Stina Lisa Stenhagen (née Ställberg; 4 December 1916 – 26 March 1973) was a Swedish biochemist who was active in the fields of medical chemistry and chemical ecology. Together with her husband Einar Stenhagen she carried out groundbreaking research into the chemical composition of tubercular bacteria. In 1963, she was appointed professor of medical chemistry at University of Gothenburg, so becoming the institution's first female professor. She and her colleagues later applied gas chromatography and mass spectrometry to investigate how pheromones allow communications between insects as well as between insects and plants, developing interest in a field which became known as chemical ecology.
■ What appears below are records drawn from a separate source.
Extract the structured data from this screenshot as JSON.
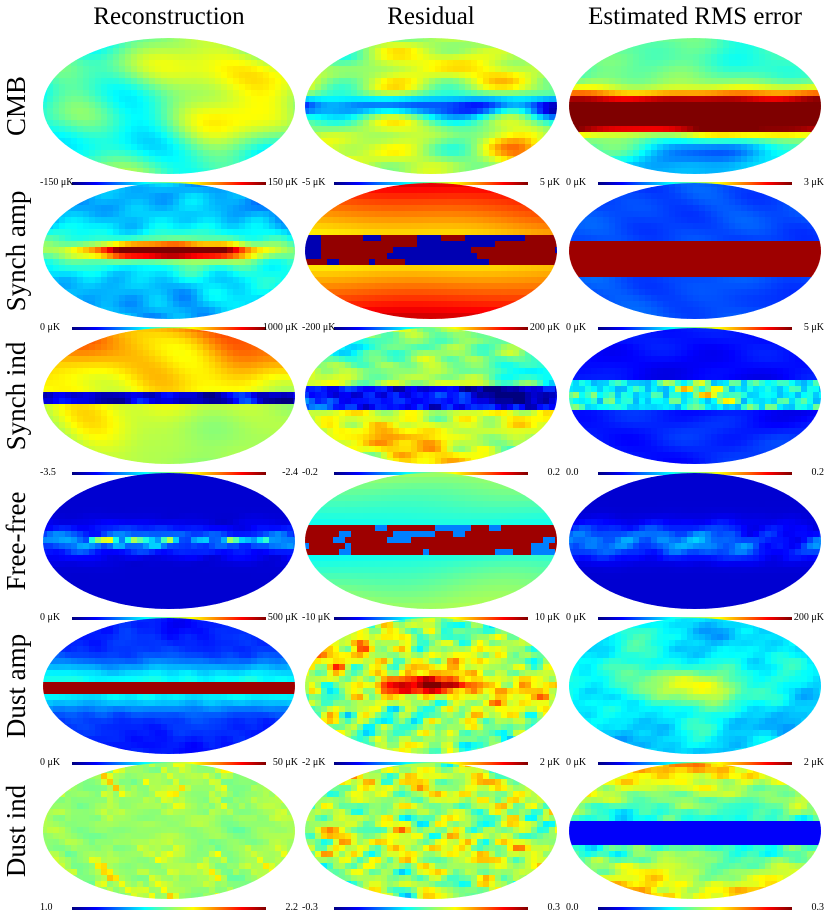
{
  "columns": [
    "Reconstruction",
    "Residual",
    "Estimated RMS error"
  ],
  "rows": [
    {
      "label": "CMB",
      "maps": [
        {
          "kind": "cmb",
          "colorbar": {
            "min": "-150 μK",
            "max": "150 μK"
          }
        },
        {
          "kind": "cmbres",
          "colorbar": {
            "min": "-5 μK",
            "max": "5 μK"
          }
        },
        {
          "kind": "cmbrms",
          "colorbar": {
            "min": "0 μK",
            "max": "3 μK"
          }
        }
      ]
    },
    {
      "label": "Synch amp",
      "maps": [
        {
          "kind": "synamp",
          "colorbar": {
            "min": "0 μK",
            "max": "1000 μK"
          }
        },
        {
          "kind": "synres",
          "colorbar": {
            "min": "-200 μK",
            "max": "200 μK"
          }
        },
        {
          "kind": "synrms",
          "colorbar": {
            "min": "0 μK",
            "max": "5 μK"
          }
        }
      ]
    },
    {
      "label": "Synch ind",
      "maps": [
        {
          "kind": "synind",
          "colorbar": {
            "min": "-3.5",
            "max": "-2.4"
          }
        },
        {
          "kind": "synindres",
          "colorbar": {
            "min": "-0.2",
            "max": "0.2"
          }
        },
        {
          "kind": "synindrms",
          "colorbar": {
            "min": "0.0",
            "max": "0.2"
          }
        }
      ]
    },
    {
      "label": "Free-free",
      "maps": [
        {
          "kind": "ff",
          "colorbar": {
            "min": "0 μK",
            "max": "500 μK"
          }
        },
        {
          "kind": "ffres",
          "colorbar": {
            "min": "-10 μK",
            "max": "10 μK"
          }
        },
        {
          "kind": "ffrms",
          "colorbar": {
            "min": "0 μK",
            "max": "200 μK"
          }
        }
      ]
    },
    {
      "label": "Dust amp",
      "maps": [
        {
          "kind": "dustamp",
          "colorbar": {
            "min": "0 μK",
            "max": "50 μK"
          }
        },
        {
          "kind": "dustres",
          "colorbar": {
            "min": "-2 μK",
            "max": "2 μK"
          }
        },
        {
          "kind": "dustrms",
          "colorbar": {
            "min": "0 μK",
            "max": "2 μK"
          }
        }
      ]
    },
    {
      "label": "Dust ind",
      "maps": [
        {
          "kind": "dustind",
          "colorbar": {
            "min": "1.0",
            "max": "2.2"
          }
        },
        {
          "kind": "dustindres",
          "colorbar": {
            "min": "-0.3",
            "max": "0.3"
          }
        },
        {
          "kind": "dustindrms",
          "colorbar": {
            "min": "0.0",
            "max": "0.3"
          }
        }
      ]
    }
  ],
  "colormap": [
    "#00007f",
    "#0000ff",
    "#0080ff",
    "#00ffff",
    "#80ff80",
    "#ffff00",
    "#ff8000",
    "#ff0000",
    "#7f0000"
  ]
}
==Early life, education and family==
Born in Norrköping on 4 December 1916, Stina Ställberg was the daughter of the school principal Johan Alfred Ställberg and his wife Anna Emilian née Swensson. After qualifying for her school leaving certificate in Norrköping in 1936, she was admitted to Uppsala University where she graduated in medicine in 1939. She was then employed as an assistant in the university's medical chemistry department where she met Einar Stenhagen whom she married in 1942. The couple had three children.

==Career==
Together with her husband, Stina Stenhagen undertook research on the chemical composition of tubercular bacteria, initially concentrating of the chemical and physical properties of the fatty acids and their relationship to changes in the tissues. In particular, she published the results of her research in a thesis titled "Undersökning över optiskt aktiva former av högre fettsyror med förgrenade kolkedjor" (Investigation of optically active forms of higher fatty acids with branched carbon chains) for which she was promoted to the grade of docent in 1961. The same year, both she and her husband were awarded the Swedish Medical Society's Jubilee Prize for their work on the chemical composition of tubercular bacteria.

In 1952, Stina Stenhagen became assistant professor of medical chemistry at Gothenburg's Medicinska högskolan (medical college) where she continued her research and became an enthusiastic teacher. In 1960, she was granted an honorary doctorate and became professor of medical chemistry, so becoming the first female professor at University of Gothenburg. Her research turned to pheromones which are responsible for chemical communication signals between insects and plants. Together with the entomologist Bertil Kullenberg, she applied gas chromatography and mass spectrometry to her investigation of the structure of their active chemical compounds.

==Death==
Stina Stenhagen died on 26 March 1973 in Mölndal.